When you are self-employed, you have to take total responsibility, every hour of every day. If you didn’t work today, you won’t eat tomorrow. There is no 9-5, no assurance of the same paycheck next week, no safety net, no one to catch you when you fall, and no days off. The daily survival of yourself and your family rests entirely on your shoulders.
Hammer also talks about how to deal.
Like most of the courageous (or crazy) individuals that shake off their corporate shackles, I like the frenetic nature of being self-reliant. But just because you like unpredictability doesn’t mean it doesn’t become difficult to manage. I try to mitigate the stress of being pulled in many directions by focusing on one thing at a time. If I’m at work, I’m only at work. I’m not trying to think about invoicing, the grocery list, cleaning the house, and where to get my oil changed at the same time. You can only really do one thing at a time, so focus on that and do it well.
Tony Kelly, Founder & CEO at CameraGroove, says nothing will always turn out the way you want it to.

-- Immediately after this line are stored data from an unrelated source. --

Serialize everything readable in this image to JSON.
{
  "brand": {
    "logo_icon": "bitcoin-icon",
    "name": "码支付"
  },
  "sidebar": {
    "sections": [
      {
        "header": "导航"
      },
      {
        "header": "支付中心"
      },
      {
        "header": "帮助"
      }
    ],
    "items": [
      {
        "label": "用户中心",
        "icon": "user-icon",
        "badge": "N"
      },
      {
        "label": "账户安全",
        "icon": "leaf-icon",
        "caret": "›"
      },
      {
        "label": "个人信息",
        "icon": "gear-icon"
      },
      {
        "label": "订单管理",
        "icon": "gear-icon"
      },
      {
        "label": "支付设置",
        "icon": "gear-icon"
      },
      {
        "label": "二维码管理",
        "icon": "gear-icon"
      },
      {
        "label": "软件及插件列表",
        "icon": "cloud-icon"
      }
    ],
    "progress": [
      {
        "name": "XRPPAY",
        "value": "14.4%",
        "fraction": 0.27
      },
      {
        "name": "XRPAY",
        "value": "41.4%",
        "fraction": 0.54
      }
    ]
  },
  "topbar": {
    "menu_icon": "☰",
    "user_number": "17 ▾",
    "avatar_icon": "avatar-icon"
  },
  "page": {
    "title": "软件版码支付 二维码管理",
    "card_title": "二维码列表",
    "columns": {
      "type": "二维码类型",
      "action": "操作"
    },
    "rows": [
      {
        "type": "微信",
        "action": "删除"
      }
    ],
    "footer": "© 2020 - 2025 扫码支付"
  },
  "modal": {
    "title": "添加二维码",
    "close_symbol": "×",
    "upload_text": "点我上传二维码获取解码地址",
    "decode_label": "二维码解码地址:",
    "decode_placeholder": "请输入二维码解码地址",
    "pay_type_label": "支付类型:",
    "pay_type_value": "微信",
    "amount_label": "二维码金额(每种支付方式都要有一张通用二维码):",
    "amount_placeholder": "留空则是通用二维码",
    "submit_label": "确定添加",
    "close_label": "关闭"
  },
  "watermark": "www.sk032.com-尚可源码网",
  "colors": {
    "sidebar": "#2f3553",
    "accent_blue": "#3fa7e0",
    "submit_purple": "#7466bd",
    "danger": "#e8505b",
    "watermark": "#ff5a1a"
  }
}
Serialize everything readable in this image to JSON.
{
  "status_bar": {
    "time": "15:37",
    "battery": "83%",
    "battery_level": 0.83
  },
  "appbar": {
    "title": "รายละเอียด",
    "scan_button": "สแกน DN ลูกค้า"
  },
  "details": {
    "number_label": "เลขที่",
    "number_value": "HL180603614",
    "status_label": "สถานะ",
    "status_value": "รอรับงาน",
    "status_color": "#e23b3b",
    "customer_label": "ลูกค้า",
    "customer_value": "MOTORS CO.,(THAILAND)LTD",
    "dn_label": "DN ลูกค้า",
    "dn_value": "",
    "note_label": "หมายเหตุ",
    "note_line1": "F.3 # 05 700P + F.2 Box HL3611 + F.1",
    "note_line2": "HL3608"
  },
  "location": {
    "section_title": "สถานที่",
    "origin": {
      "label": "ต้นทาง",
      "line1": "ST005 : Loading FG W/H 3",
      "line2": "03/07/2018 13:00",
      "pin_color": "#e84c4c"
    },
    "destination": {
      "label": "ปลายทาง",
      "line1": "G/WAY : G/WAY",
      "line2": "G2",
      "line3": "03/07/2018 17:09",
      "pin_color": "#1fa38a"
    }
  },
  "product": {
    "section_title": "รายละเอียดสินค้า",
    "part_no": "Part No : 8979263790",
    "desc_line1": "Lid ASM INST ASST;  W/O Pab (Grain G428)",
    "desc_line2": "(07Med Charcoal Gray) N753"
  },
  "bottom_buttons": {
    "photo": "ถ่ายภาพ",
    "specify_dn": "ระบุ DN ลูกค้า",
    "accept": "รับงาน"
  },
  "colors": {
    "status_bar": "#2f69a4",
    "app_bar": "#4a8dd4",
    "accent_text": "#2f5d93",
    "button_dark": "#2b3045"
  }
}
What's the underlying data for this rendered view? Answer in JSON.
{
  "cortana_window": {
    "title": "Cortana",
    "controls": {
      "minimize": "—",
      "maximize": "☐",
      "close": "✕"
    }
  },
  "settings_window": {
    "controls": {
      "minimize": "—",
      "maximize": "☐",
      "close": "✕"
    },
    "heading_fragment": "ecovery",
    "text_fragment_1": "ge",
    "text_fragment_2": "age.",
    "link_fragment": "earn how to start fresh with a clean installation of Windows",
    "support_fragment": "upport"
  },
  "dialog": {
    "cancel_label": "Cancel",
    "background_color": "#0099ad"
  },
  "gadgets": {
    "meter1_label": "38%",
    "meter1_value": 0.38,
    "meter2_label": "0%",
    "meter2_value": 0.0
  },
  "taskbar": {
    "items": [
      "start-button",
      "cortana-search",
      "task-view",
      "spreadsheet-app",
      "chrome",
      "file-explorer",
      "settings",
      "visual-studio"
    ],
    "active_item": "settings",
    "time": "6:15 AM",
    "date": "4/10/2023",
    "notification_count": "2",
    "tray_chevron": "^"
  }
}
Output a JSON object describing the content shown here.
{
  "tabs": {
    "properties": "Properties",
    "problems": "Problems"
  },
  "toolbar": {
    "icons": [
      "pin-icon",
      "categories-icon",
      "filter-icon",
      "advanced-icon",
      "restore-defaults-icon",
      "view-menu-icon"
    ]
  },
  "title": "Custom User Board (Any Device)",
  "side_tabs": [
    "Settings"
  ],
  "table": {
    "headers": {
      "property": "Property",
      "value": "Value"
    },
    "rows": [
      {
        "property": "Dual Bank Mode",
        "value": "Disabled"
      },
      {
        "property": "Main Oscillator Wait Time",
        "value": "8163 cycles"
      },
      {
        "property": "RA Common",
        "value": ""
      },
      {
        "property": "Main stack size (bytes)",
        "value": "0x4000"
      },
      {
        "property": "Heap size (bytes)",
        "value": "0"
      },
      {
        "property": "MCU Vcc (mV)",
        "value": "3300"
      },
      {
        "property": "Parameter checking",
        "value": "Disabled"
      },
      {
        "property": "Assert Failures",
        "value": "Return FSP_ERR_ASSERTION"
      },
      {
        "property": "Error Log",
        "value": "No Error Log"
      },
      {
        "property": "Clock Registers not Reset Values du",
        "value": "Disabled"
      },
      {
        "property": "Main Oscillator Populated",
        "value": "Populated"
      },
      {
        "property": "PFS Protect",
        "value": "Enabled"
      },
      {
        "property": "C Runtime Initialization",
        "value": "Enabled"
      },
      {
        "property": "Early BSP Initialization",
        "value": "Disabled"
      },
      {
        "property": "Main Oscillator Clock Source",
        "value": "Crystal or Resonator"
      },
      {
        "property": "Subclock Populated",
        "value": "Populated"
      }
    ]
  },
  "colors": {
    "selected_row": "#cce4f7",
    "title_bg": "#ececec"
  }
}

Don’t be disappointed if this occurs. Many modern entrepreneurs begin their ventures with a business plan in mind. While it is true that this strategy aids in the better organization of various business domains, it is not entirely correct. A venture cannot be static in such a dynamic society. Both the company plan and the individuals who make it must be flexible. Disruptiveness and the ability to adjust to a problem in an inventive approach will lead to greater outcomes.
Entrepreneurship, like everything else in life, has a dark side. However, if you truly desire anything in life, you will have to persevere through the ups and downs in order to obtain it.